Evolving Geopolitics and Shift in Global Payments Systems

The European Union (EU) central bank has frozen Russian reserves approximately €300 billion of assets since start of Ukraine war, with most held at Euroclear in Belgium. Freezing Russian assets by the EU can indeed erode trust in Western financial systems. When governments seize or restrict access to foreign assets it signals to other nations and investors that their wealth could be at risk under similar geopolitical pressures. This undermines confidence in the stability and impartiality of Western financial institutions, which rely on trust to function as global hubs. Non-Western countries might accelerate efforts to diversify away from dollar- or euro-based systems, fearing similar actions. The SWIFT system’s use as a sanction tool already sparked such concerns, pushing some nations toward alternative payment networks like China’s CIPS.

Though these measures are stated to counter Russia’s actions, it may not be in spirit of upholding international law but rather act as weaponizing financial systems. However, the precedent set for Russian central bank reserves may spook investors and governments globally, as it shows assets may be targeted for political reasons. This may weaken the euro’s appeal as a reserve currency and bolster calls for de-dollarization or decentralized systems.

The ongoing shift from SWIFT to regional payment networks is a notable trend in global finance, driven by geopolitical, economic, and technological factors. Though SWIFT remains the backbone of global payments, regional networks and fintech solutions are gaining traction for their speed, cost-effectiveness, and sanction-avoidance capabilities.

Countries facing sanctions or exclusion from SWIFT are developing alternatives to reduce reliance on Western-dominated systems. China’s Cross-Border Interbank Payment System (CIPS) Processes $17 trillion annually, with growing adoption for yuan-based trade. mBridge is a CBDC-based platform. It is being used for cross-border settlements, involving China, Hong Kong, UAE, and Thailand. Non-Bank Providers e.g. Companies like Wise, Airwallex, and Inpay offer faster, cheaper transfers using local rails or proprietary networks. Iran’s ACUMER is designed to bypass SWIFT and facilitate trade under sanctions.

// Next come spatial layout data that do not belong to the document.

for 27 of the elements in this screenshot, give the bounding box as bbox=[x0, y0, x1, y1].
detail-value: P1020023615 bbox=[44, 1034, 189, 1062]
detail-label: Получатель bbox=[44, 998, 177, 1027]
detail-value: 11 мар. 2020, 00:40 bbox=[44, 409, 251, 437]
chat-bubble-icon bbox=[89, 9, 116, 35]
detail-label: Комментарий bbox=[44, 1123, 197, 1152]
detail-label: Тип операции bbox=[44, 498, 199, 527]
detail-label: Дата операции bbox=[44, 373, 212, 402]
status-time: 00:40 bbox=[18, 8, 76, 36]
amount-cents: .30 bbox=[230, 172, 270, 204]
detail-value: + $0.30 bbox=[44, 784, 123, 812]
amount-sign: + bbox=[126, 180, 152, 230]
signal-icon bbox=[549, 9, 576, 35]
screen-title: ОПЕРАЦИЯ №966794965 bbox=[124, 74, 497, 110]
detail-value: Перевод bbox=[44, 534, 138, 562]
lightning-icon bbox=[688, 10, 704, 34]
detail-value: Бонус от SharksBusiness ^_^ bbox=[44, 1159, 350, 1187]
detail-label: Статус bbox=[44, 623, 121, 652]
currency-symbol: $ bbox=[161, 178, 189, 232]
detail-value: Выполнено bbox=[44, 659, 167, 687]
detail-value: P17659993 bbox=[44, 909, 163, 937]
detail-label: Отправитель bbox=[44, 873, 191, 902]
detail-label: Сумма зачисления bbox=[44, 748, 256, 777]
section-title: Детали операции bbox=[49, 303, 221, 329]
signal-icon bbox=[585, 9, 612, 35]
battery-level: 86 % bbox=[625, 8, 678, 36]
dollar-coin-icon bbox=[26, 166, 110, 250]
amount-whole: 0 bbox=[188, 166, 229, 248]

SWIFT transactions often involve high fees (transaction and FX fees, up to 3.5%) and can take 1–6 days due to intermediary banks. Regional networks like CIPS or alternatives like Airwallex and Inpay leverage local rails for faster (same-day) and cheaper transfers, with 90% of Airwallex transactions using local rails.

Blockchain and digital currencies (e.g., China’s mBridge CBDC pilot) enable near-instant settlements, reducing costs by up to 98% compared to SWIFT. ISO 20022 standards, adopted by SWIFT and others, improve interoperability but also allow regional systems to integrate more efficiently.

Southeast Asian countries (e.g., Indonesia, Malaysia, Philippines) are building regional payment gateways to connect national systems, though aligning regulations remains a challenge. BRICS+ nations are exploring interconnected regional payment systems to reduce dependence on a single reserve currency like the U.S. dollar.

SWIFT’s reliability and network effect (44.8 million daily messages) make it hard to replace, despite criticisms of cost and speed. It remains dominant, handling $150 trillion annually across 11,000 institutions. SWIFT is adopting ISO 20022 to enhance data richness and interoperability, though full migration is ongoing.

Innovations like SWIFT Go (processes 85% of low-value payments and completes in 3 minutes) and GPI (60% of payments credited in 30 minutes) address speed and transparency concerns. De-dollarization is visible. Though the dollar still dominates at ~88% of SWIFT transactions,  according to various estimates, China’s share of global trade in yuan rose from 1.9% in 2019 to 3.2% by 2024. A multipolar payment landscape is emerging. Though SWIFT’s scale and trust is keeping it central for now, it is being challenged by regional systems, increasing complexity and reduce global interoperability.